- Born: Emma Mary Constance Hope July 1962 (age 63) Portsmouth, England
- Education: Sevenoaks School
- Alma mater: Cordwainers College
- Occupation: shoe designer

= Emma Hope =

British shoe designer (born 1962)

Emma Mary Constance Hope MBE (born July 1962) is a British shoe designer.

==Early life==
Emma Hope was born in July 1962 in Portsmouth. Her father, who died in 2005, was a Captain in the Royal Navy, and her mother is a former fashion journalist. They lived in Singapore until she was five.

She was educated at Sevenoaks School, and Cordwainers College, London. When Hope graduated, Harper's and Queen named her alongside John Galliano as someone to be aware of.

==Career==
Hope started out designing shoes for Laura Ashley, Betty Jackson and Jean Muir. Her first shop was opened in Islington in 1985. In 2002, she designed shoes for Paul Smith, and opened two more shops in London, in Sloane Square and Notting Hill.
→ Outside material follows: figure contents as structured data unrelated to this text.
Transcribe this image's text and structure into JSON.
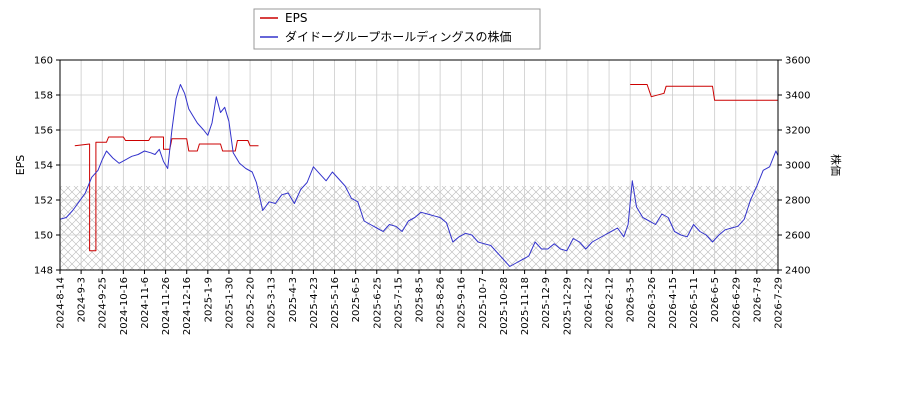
{
  "chart_data": {
    "type": "line",
    "title": "",
    "x_tick_labels": [
      "2024-8-14",
      "2024-9-3",
      "2024-9-25",
      "2024-10-16",
      "2024-11-6",
      "2024-11-26",
      "2024-12-16",
      "2025-1-9",
      "2025-1-30",
      "2025-2-20",
      "2025-3-13",
      "2025-4-3",
      "2025-4-23",
      "2025-5-16",
      "2025-6-5",
      "2025-6-25",
      "2025-7-15",
      "2025-8-5",
      "2025-8-26",
      "2025-9-16",
      "2025-10-7",
      "2025-10-28",
      "2025-11-18",
      "2025-12-9",
      "2025-12-29",
      "2026-1-22",
      "2026-2-12",
      "2026-3-5",
      "2026-3-26",
      "2026-4-15",
      "2026-5-11",
      "2026-6-5",
      "2026-6-29",
      "2026-7-8",
      "2026-7-29"
    ],
    "y_left": {
      "label": "EPS",
      "ylim": [
        148,
        160
      ],
      "ticks": [
        "148",
        "150",
        "152",
        "154",
        "156",
        "158",
        "160"
      ]
    },
    "y_right": {
      "label": "株価",
      "ylim": [
        2400,
        3600
      ],
      "ticks": [
        "2400",
        "2600",
        "2800",
        "3000",
        "3200",
        "3400",
        "3600"
      ]
    },
    "grid": true,
    "legend_position": "top-center",
    "series": [
      {
        "name": "EPS",
        "axis": "left",
        "color": "#cc0000",
        "segments": [
          [
            [
              0.7,
              155.1
            ],
            [
              1.4,
              155.2
            ],
            [
              1.4,
              149.1
            ],
            [
              1.7,
              149.1
            ],
            [
              1.7,
              155.3
            ],
            [
              2.2,
              155.3
            ],
            [
              2.3,
              155.6
            ],
            [
              3.0,
              155.6
            ],
            [
              3.1,
              155.4
            ],
            [
              4.2,
              155.4
            ],
            [
              4.3,
              155.6
            ],
            [
              4.9,
              155.6
            ],
            [
              4.9,
              154.9
            ],
            [
              5.2,
              154.9
            ],
            [
              5.3,
              155.5
            ],
            [
              6.0,
              155.5
            ],
            [
              6.1,
              154.8
            ],
            [
              6.5,
              154.8
            ],
            [
              6.6,
              155.2
            ],
            [
              7.6,
              155.2
            ],
            [
              7.7,
              154.8
            ],
            [
              8.3,
              154.8
            ],
            [
              8.4,
              155.4
            ],
            [
              8.9,
              155.4
            ],
            [
              9.0,
              155.1
            ],
            [
              9.4,
              155.1
            ]
          ],
          [
            [
              27.0,
              158.6
            ],
            [
              27.8,
              158.6
            ],
            [
              28.0,
              157.9
            ],
            [
              28.6,
              158.1
            ],
            [
              28.7,
              158.5
            ],
            [
              30.9,
              158.5
            ],
            [
              31.0,
              157.7
            ],
            [
              35.0,
              157.7
            ]
          ]
        ]
      },
      {
        "name": "ダイドーグループホールディングスの株価",
        "axis": "right",
        "color": "#3333cc",
        "points": [
          [
            0.0,
            2690
          ],
          [
            0.3,
            2700
          ],
          [
            0.6,
            2740
          ],
          [
            0.9,
            2790
          ],
          [
            1.2,
            2840
          ],
          [
            1.5,
            2930
          ],
          [
            1.8,
            2970
          ],
          [
            2.0,
            3030
          ],
          [
            2.2,
            3080
          ],
          [
            2.5,
            3040
          ],
          [
            2.8,
            3010
          ],
          [
            3.1,
            3030
          ],
          [
            3.4,
            3050
          ],
          [
            3.7,
            3060
          ],
          [
            4.0,
            3080
          ],
          [
            4.3,
            3070
          ],
          [
            4.5,
            3060
          ],
          [
            4.7,
            3090
          ],
          [
            4.9,
            3020
          ],
          [
            5.1,
            2980
          ],
          [
            5.3,
            3200
          ],
          [
            5.5,
            3380
          ],
          [
            5.7,
            3460
          ],
          [
            5.9,
            3410
          ],
          [
            6.1,
            3320
          ],
          [
            6.3,
            3280
          ],
          [
            6.5,
            3240
          ],
          [
            6.8,
            3200
          ],
          [
            7.0,
            3170
          ],
          [
            7.2,
            3240
          ],
          [
            7.4,
            3390
          ],
          [
            7.6,
            3300
          ],
          [
            7.8,
            3330
          ],
          [
            8.0,
            3250
          ],
          [
            8.2,
            3070
          ],
          [
            8.5,
            3010
          ],
          [
            8.8,
            2980
          ],
          [
            9.1,
            2960
          ],
          [
            9.3,
            2900
          ],
          [
            9.6,
            2740
          ],
          [
            9.9,
            2790
          ],
          [
            10.2,
            2780
          ],
          [
            10.5,
            2830
          ],
          [
            10.8,
            2840
          ],
          [
            11.1,
            2780
          ],
          [
            11.4,
            2860
          ],
          [
            11.7,
            2900
          ],
          [
            12.0,
            2990
          ],
          [
            12.3,
            2950
          ],
          [
            12.6,
            2910
          ],
          [
            12.9,
            2960
          ],
          [
            13.2,
            2920
          ],
          [
            13.5,
            2880
          ],
          [
            13.8,
            2810
          ],
          [
            14.1,
            2790
          ],
          [
            14.4,
            2680
          ],
          [
            14.7,
            2660
          ],
          [
            15.0,
            2640
          ],
          [
            15.3,
            2620
          ],
          [
            15.6,
            2660
          ],
          [
            15.9,
            2650
          ],
          [
            16.2,
            2620
          ],
          [
            16.5,
            2680
          ],
          [
            16.8,
            2700
          ],
          [
            17.1,
            2730
          ],
          [
            17.4,
            2720
          ],
          [
            17.7,
            2710
          ],
          [
            18.0,
            2700
          ],
          [
            18.3,
            2670
          ],
          [
            18.6,
            2560
          ],
          [
            18.9,
            2590
          ],
          [
            19.2,
            2610
          ],
          [
            19.5,
            2600
          ],
          [
            19.8,
            2560
          ],
          [
            20.1,
            2550
          ],
          [
            20.4,
            2540
          ],
          [
            20.7,
            2500
          ],
          [
            21.0,
            2460
          ],
          [
            21.3,
            2420
          ],
          [
            21.6,
            2440
          ],
          [
            21.9,
            2460
          ],
          [
            22.2,
            2480
          ],
          [
            22.5,
            2560
          ],
          [
            22.8,
            2520
          ],
          [
            23.1,
            2520
          ],
          [
            23.4,
            2550
          ],
          [
            23.7,
            2520
          ],
          [
            24.0,
            2510
          ],
          [
            24.3,
            2580
          ],
          [
            24.6,
            2560
          ],
          [
            24.9,
            2520
          ],
          [
            25.2,
            2560
          ],
          [
            25.5,
            2580
          ],
          [
            25.8,
            2600
          ],
          [
            26.1,
            2620
          ],
          [
            26.4,
            2640
          ],
          [
            26.7,
            2590
          ],
          [
            26.9,
            2660
          ],
          [
            27.1,
            2910
          ],
          [
            27.3,
            2760
          ],
          [
            27.6,
            2700
          ],
          [
            27.9,
            2680
          ],
          [
            28.2,
            2660
          ],
          [
            28.5,
            2720
          ],
          [
            28.8,
            2700
          ],
          [
            29.1,
            2620
          ],
          [
            29.4,
            2600
          ],
          [
            29.7,
            2590
          ],
          [
            30.0,
            2660
          ],
          [
            30.3,
            2620
          ],
          [
            30.6,
            2600
          ],
          [
            30.9,
            2560
          ],
          [
            31.2,
            2600
          ],
          [
            31.5,
            2630
          ],
          [
            31.8,
            2640
          ],
          [
            32.1,
            2650
          ],
          [
            32.4,
            2690
          ],
          [
            32.7,
            2800
          ],
          [
            33.0,
            2880
          ],
          [
            33.3,
            2970
          ],
          [
            33.6,
            2990
          ],
          [
            33.9,
            3080
          ],
          [
            34.2,
            3000
          ],
          [
            34.5,
            2940
          ],
          [
            34.8,
            2950
          ],
          [
            35.0,
            2950
          ]
        ]
      }
    ]
  }
}
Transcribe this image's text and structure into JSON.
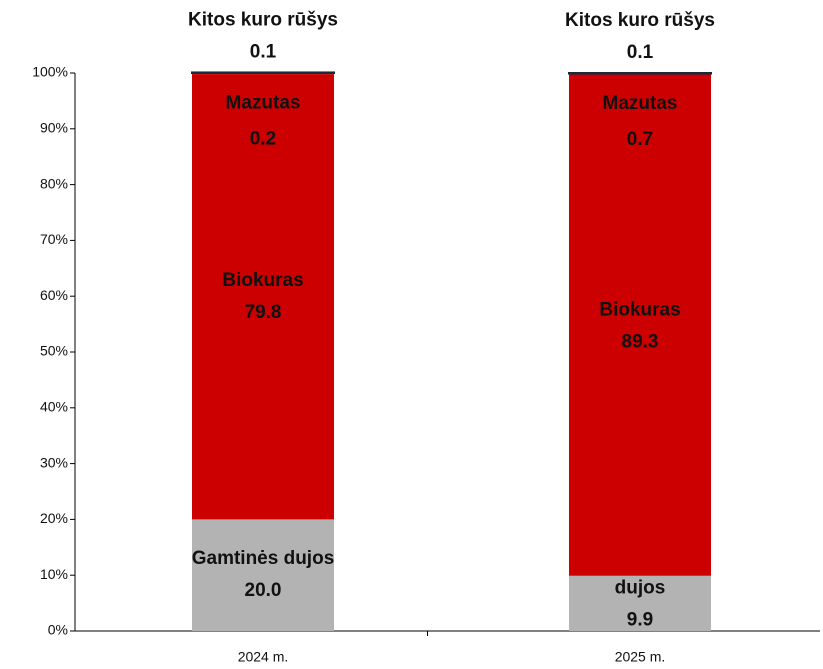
{
  "chart_data": {
    "type": "stacked_bar",
    "categories": [
      "2024 m.",
      "2025 m."
    ],
    "series": [
      {
        "name": "Gamtinės dujos",
        "color": "#b3b3b3",
        "values": [
          20.0,
          9.9
        ],
        "value_labels": [
          "20.0",
          "9.9"
        ]
      },
      {
        "name": "Biokuras",
        "color": "#cc0000",
        "values": [
          79.8,
          89.3
        ]
      },
      {
        "name": "Mazutas",
        "color": "#cc0000",
        "values": [
          0.2,
          0.7
        ]
      },
      {
        "name": "Kitos kuro rūšys",
        "color": "#2f5f70",
        "values": [
          0.1,
          0.1
        ]
      }
    ],
    "ylim": [
      0,
      100
    ],
    "yticks": [
      {
        "value": 0,
        "label": "0%"
      },
      {
        "value": 10,
        "label": "10%"
      },
      {
        "value": 20,
        "label": "20%"
      },
      {
        "value": 30,
        "label": "30%"
      },
      {
        "value": 40,
        "label": "40%"
      },
      {
        "value": 50,
        "label": "50%"
      },
      {
        "value": 60,
        "label": "60%"
      },
      {
        "value": 70,
        "label": "70%"
      },
      {
        "value": 80,
        "label": "80%"
      },
      {
        "value": 90,
        "label": "90%"
      },
      {
        "value": 100,
        "label": "100%"
      }
    ]
  }
}
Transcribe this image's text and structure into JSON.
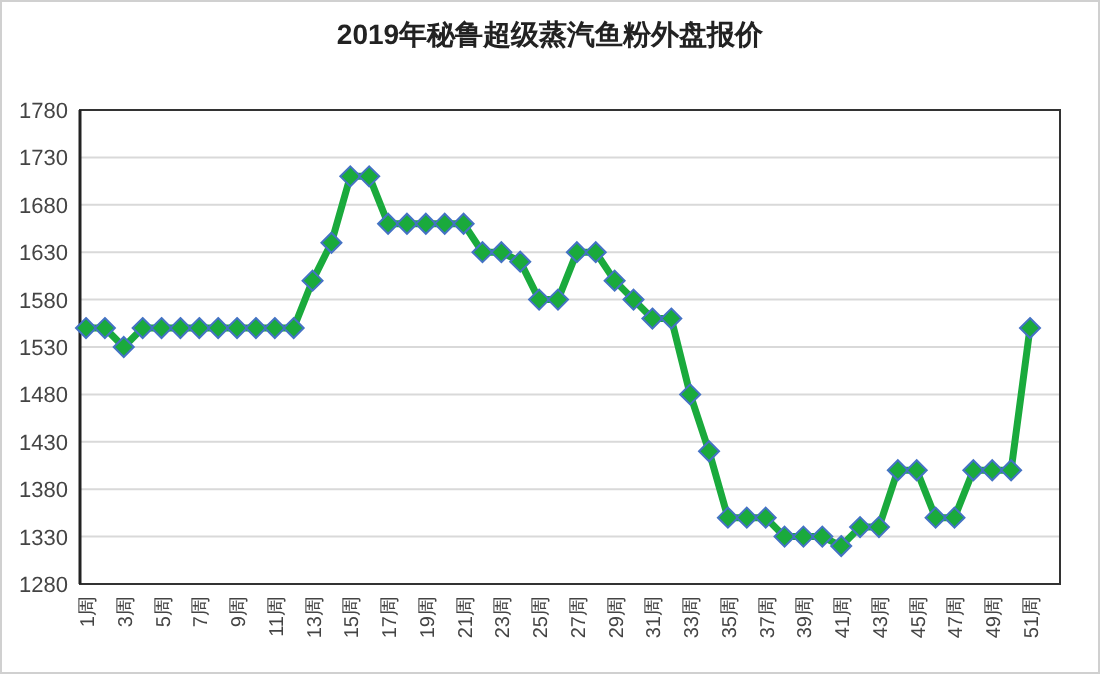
{
  "chart_data": {
    "type": "line",
    "title": "2019年秘鲁超级蒸汽鱼粉外盘报价",
    "categories": [
      "1周",
      null,
      "3周",
      null,
      "5周",
      null,
      "7周",
      null,
      "9周",
      null,
      "11周",
      null,
      "13周",
      null,
      "15周",
      null,
      "17周",
      null,
      "19周",
      null,
      "21周",
      null,
      "23周",
      null,
      "25周",
      null,
      "27周",
      null,
      "29周",
      null,
      "31周",
      null,
      "33周",
      null,
      "35周",
      null,
      "37周",
      null,
      "39周",
      null,
      "41周",
      null,
      "43周",
      null,
      "45周",
      null,
      "47周",
      null,
      "49周",
      null,
      "51周"
    ],
    "series": [
      {
        "color": "#1aaa3c",
        "values": [
          1550,
          1550,
          1530,
          1550,
          1550,
          1550,
          1550,
          1550,
          1550,
          1550,
          1550,
          1550,
          1600,
          1640,
          1710,
          1710,
          1660,
          1660,
          1660,
          1660,
          1660,
          1630,
          1630,
          1620,
          1580,
          1580,
          1630,
          1630,
          1600,
          1580,
          1560,
          1560,
          1480,
          1420,
          1350,
          1350,
          1350,
          1330,
          1330,
          1330,
          1320,
          1340,
          1340,
          1400,
          1400,
          1350,
          1350,
          1400,
          1400,
          1400,
          1550
        ]
      }
    ],
    "ylim": [
      1280,
      1780
    ],
    "yticks": [
      1280,
      1330,
      1380,
      1430,
      1480,
      1530,
      1580,
      1630,
      1680,
      1730,
      1780
    ],
    "grid": "y",
    "marker": "diamond",
    "line_style": "solid"
  }
}
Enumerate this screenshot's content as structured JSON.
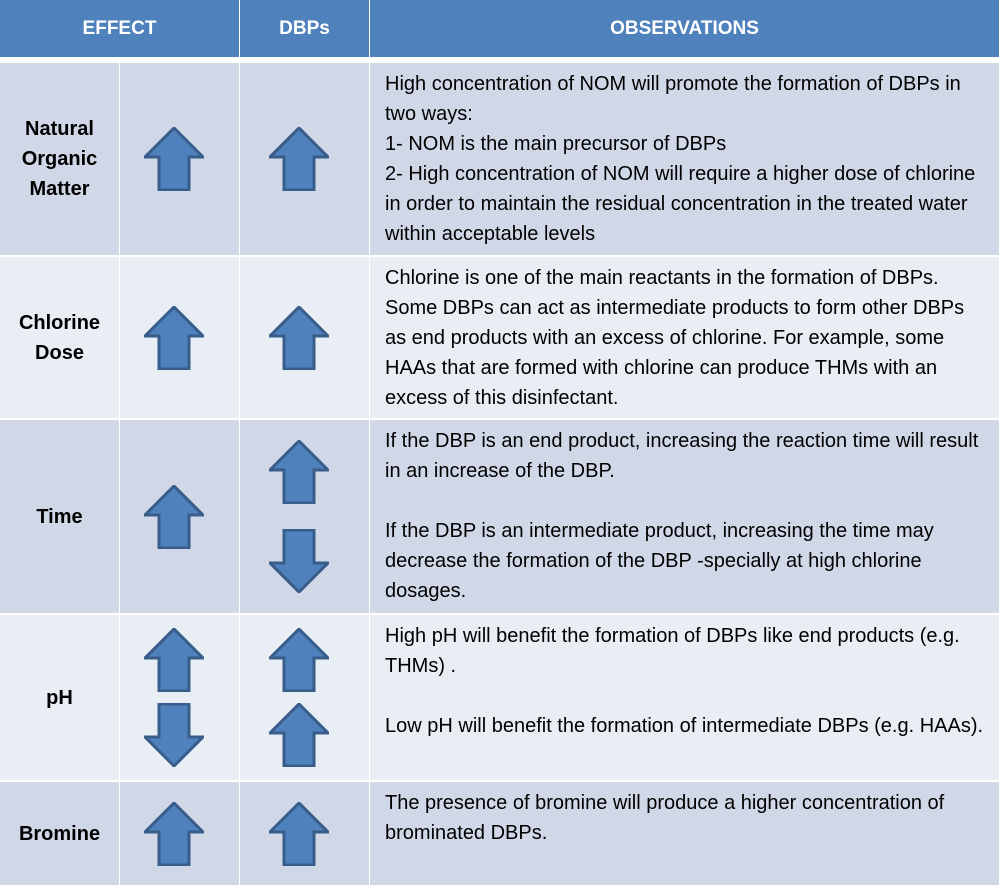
{
  "header": {
    "effect": "EFFECT",
    "dbps": "DBPs",
    "observations": "OBSERVATIONS"
  },
  "colors": {
    "header": "#4f81bd",
    "row_dark": "#d0d8e8",
    "row_light": "#e9edf4",
    "arrow_fill": "#4f81bd",
    "arrow_stroke": "#385d8a"
  },
  "rows": [
    {
      "label": "Natural Organic Matter",
      "effect": [
        "up"
      ],
      "dbps": [
        "up"
      ],
      "observation": "High concentration of NOM will promote the formation of DBPs in two ways:\n1- NOM is the main precursor of DBPs\n2- High concentration of NOM will require a higher dose of chlorine in order to maintain the residual concentration in the treated water within acceptable levels"
    },
    {
      "label": "Chlorine Dose",
      "effect": [
        "up"
      ],
      "dbps": [
        "up"
      ],
      "observation": "Chlorine is one of the main reactants in the formation of DBPs. Some DBPs can act as intermediate products to form other DBPs as end products with an excess of chlorine. For example, some HAAs that are formed with chlorine can produce THMs with an excess of this disinfectant."
    },
    {
      "label": "Time",
      "effect": [
        "up"
      ],
      "dbps": [
        "up",
        "down"
      ],
      "observation": "If the DBP is an end product, increasing the reaction time will result in an increase of the DBP.\n\nIf the DBP is an intermediate product, increasing the time may decrease the formation of the DBP -specially at high chlorine dosages."
    },
    {
      "label": "pH",
      "effect": [
        "up",
        "down"
      ],
      "dbps": [
        "up",
        "up"
      ],
      "observation": "High pH will benefit the formation of DBPs like end products (e.g. THMs) .\n\nLow pH will benefit the formation of intermediate DBPs (e.g. HAAs)."
    },
    {
      "label": "Bromine",
      "effect": [
        "up"
      ],
      "dbps": [
        "up"
      ],
      "observation": "The presence of bromine will produce a higher concentration of brominated DBPs."
    }
  ]
}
Hope's 1988 shoes featuring embroidered depictions of the dancer Josephine Baker were exhibited by the Victoria and Albert Museum in 1990 as an example of the work of "one of Britain's leading young shoe designers." In 1995, Sandra Boler, editor of Brides magazine, chose a pair of Emma Hope shoes to accompany the Catherine Rayner bridal gown selected to represent 1995 in the Dress of the Year collection at the Fashion Museum, Bath.

==Personal life==
Hope goes "hunting every weekend during the season" and is a keen surfer.